A newer generation of antiabortion activists has harnessed new media tools to get out their message. It’s difficult to measure the potential influence of videos that rely on word-of-mouth, or in 2015, through social media.

“In the days of YouTube where some videos can get a million hits, this is unfiltered where anyone can watch it. Twenty years ago, maybe it would run once on CNN,” Smith said. “It could have potential power because of the new type of media has emerged.”

Republicans and antiabortion groups are showing no signs that they will let the issue fade from the public eye. In an effort to respond to the ongoing attention, Planned Parenthood has hired high-profile Washington public relations firm SKDKnickerbocker. Requests for comment from Planned Parenthood were not returned by deadline.

The videos have put some Democrats on the defensive. Senate Minority Leader Harry Reid (D-Nev.) said he has seen no indication that the organization broke federal laws, but that “should be looked into.” Sen. Tim Kaine (D-Va.) told radio host John Fredericks that the reports were “very troubling,” also questioning whether the videos may have been edited. Three congressional committees are making inquiries on the issue.

[Congress to investigate Planned Parenthood as presidential candidates weigh in]

Democrats are also calling for a federal investigation that would determine whether the Center for Medical Progress, the group that released the videos, engaged in illegal activity when posing as a fake research company to speak with Planned Parenthood officials. Hackers targeted Planned Parenthood’s Web site this week.

“The folks behind this are part of the most militant wing of the antiabortion movement that has been behind the bombing of clinics, the murder of doctors in their homes and in their churches,” Planned Parenthood’s Richards said on ABC News on Sunday.

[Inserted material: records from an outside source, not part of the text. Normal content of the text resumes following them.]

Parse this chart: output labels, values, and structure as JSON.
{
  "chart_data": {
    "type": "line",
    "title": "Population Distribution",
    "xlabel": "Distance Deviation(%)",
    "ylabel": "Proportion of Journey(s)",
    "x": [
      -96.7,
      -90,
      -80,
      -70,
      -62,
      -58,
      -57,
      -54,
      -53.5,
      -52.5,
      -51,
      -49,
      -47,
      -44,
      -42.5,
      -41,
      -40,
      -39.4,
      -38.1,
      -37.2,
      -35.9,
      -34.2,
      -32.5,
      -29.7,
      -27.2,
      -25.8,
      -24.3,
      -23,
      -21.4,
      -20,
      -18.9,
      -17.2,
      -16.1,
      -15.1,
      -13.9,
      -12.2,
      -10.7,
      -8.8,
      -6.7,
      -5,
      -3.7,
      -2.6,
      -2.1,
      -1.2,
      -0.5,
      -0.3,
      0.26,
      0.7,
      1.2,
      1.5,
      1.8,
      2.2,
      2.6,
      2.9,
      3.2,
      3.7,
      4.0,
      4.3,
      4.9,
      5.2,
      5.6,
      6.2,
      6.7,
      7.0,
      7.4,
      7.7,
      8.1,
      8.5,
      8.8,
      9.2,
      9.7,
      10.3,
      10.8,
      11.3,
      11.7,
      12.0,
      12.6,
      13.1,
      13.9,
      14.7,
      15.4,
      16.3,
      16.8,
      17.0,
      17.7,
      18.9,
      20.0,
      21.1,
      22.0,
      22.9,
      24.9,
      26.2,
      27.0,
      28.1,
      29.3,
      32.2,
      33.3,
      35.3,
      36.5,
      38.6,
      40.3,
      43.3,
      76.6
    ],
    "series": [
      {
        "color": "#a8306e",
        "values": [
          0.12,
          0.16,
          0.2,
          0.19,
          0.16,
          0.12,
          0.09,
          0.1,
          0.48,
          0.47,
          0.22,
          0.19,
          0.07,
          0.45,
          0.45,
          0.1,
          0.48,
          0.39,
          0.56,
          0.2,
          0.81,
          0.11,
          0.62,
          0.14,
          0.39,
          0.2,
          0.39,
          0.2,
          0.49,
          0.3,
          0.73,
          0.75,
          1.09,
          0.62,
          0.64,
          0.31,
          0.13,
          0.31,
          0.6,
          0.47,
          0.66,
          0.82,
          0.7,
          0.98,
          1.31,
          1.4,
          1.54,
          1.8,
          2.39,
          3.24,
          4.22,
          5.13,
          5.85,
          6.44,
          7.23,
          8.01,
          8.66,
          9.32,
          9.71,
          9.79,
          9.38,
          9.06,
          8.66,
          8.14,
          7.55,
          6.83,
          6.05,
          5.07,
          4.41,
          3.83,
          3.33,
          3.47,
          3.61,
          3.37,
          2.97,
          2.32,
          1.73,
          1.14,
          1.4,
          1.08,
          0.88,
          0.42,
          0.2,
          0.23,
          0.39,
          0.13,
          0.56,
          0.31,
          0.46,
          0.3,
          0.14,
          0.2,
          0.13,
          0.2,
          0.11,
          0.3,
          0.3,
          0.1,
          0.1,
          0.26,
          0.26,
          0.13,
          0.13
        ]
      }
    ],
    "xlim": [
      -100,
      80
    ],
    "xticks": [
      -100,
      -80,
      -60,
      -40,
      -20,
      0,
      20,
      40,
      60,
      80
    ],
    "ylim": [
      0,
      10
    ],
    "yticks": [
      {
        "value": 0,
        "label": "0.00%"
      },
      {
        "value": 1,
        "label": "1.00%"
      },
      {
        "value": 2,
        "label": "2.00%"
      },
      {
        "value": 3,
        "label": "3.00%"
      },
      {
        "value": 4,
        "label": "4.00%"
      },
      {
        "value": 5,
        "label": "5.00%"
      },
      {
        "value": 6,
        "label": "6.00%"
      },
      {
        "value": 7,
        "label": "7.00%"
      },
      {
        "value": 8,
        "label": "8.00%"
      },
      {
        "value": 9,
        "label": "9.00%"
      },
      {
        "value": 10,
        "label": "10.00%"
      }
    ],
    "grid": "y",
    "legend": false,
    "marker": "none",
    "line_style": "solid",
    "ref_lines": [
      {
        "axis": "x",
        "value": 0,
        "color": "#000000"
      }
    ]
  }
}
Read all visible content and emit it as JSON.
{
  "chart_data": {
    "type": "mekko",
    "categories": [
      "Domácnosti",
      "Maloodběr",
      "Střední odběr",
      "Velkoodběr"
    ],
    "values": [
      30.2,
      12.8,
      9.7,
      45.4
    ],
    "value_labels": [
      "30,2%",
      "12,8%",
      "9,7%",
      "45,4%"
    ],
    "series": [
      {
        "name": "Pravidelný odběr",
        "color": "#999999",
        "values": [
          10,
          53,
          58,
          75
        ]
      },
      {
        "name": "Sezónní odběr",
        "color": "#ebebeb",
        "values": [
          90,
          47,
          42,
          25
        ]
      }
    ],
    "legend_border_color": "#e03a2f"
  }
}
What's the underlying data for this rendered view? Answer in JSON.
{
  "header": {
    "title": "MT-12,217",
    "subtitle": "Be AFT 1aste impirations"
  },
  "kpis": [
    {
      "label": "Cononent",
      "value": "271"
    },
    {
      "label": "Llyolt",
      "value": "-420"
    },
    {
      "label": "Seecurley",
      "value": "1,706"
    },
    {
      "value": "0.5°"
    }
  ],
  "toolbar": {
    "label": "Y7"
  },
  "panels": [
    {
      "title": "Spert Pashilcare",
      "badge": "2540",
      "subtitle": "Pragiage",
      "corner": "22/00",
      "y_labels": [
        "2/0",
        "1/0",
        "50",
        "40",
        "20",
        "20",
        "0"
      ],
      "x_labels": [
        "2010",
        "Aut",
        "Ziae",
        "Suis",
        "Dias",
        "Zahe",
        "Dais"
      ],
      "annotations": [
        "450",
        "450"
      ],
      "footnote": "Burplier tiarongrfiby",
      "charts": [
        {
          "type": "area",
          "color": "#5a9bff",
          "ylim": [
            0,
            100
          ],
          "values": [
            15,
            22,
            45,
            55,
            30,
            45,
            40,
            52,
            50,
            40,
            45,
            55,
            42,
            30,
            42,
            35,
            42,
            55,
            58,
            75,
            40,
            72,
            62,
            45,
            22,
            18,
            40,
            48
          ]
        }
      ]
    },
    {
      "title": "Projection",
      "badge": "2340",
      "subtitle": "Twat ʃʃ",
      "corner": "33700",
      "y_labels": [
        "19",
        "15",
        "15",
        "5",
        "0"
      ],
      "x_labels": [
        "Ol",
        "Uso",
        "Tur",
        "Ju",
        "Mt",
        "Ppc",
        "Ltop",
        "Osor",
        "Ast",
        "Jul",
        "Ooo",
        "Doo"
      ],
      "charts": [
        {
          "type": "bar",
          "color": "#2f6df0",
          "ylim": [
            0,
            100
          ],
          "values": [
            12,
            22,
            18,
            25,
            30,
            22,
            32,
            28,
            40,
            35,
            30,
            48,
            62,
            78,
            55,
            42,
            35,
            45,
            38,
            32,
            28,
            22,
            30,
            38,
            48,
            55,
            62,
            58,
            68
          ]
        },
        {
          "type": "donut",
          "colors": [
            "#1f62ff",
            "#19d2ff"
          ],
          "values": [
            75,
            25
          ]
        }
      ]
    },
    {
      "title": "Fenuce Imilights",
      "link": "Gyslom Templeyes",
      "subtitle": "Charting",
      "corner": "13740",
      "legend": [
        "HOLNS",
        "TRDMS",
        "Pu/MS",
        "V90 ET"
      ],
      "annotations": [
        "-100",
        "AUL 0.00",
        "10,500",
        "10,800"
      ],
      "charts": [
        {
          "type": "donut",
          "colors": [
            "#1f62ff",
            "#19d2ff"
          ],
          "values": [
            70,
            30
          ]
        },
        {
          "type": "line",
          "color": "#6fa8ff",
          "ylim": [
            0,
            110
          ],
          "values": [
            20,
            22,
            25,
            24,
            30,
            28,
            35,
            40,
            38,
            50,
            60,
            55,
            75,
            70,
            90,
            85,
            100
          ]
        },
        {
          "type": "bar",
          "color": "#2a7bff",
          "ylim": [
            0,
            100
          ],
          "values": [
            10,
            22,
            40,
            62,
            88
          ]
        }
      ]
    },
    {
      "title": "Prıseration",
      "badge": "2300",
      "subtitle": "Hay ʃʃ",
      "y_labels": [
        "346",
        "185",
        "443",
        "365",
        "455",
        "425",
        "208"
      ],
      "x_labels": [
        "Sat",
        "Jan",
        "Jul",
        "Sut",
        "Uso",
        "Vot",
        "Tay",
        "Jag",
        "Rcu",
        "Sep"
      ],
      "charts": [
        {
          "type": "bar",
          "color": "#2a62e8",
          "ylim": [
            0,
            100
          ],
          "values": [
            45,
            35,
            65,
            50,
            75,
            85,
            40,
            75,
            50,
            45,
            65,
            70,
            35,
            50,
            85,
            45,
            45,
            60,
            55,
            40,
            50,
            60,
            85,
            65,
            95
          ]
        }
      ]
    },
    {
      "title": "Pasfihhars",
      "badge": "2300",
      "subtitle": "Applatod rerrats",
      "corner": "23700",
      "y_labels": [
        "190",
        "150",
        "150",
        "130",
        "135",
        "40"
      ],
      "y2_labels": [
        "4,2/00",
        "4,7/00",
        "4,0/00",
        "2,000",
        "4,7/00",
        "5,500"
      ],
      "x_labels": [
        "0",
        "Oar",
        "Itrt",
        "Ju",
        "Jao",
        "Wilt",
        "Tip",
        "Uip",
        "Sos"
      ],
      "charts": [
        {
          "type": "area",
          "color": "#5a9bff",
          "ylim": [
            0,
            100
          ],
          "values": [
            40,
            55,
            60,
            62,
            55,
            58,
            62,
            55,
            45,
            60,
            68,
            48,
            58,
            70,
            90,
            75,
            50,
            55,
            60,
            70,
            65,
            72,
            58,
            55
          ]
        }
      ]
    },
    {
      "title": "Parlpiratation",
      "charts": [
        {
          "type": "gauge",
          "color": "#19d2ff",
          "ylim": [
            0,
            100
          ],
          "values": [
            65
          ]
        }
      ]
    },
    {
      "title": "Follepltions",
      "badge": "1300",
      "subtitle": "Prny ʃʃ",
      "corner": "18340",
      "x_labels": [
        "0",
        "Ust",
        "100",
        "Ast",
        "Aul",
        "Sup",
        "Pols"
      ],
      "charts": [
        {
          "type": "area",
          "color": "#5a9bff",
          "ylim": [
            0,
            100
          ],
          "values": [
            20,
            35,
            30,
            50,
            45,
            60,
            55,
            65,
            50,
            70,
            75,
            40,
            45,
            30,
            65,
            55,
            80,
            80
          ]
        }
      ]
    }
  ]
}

It might be too soon to tell whether the activism will disappear after the buzz from the videos dies down or whether a new generation of antiabortion activists will sustain its level of interest. Previous undercover videos spotlighting Planned Parenthood were less sophisticated, and a younger generation is shifting its messaging, said Charles Camosy, a theology professor at Fordham University and author of the recently published “Beyond the Abortion Wars.”

“A lot of the activism hasn’t taken place in the era of Twitter,” Camosy said, noting how Students for Life Changed its hashtag from #DefundPlannedParenthood to #WomenBetrayed, reflecting a shift in focus toward women. “A new generation has put women up front and center.”

Attitudes toward Planned Parenthood tend to depend on the poll and the questions asked. A new poll from Rasmussen Reports suggested that 53 percent of voters have a favorable opinion of Planned Parenthood, including 28 percent with a very favorable view. The organization is seen unfavorably by 37 percent, and 25 percent hold a very unfavorable opinion of it. A poll promoted by Planned Parenthood suggests that 87 percent of Democrats and 34 percent of Republican oppose defunding Planned Parenthood.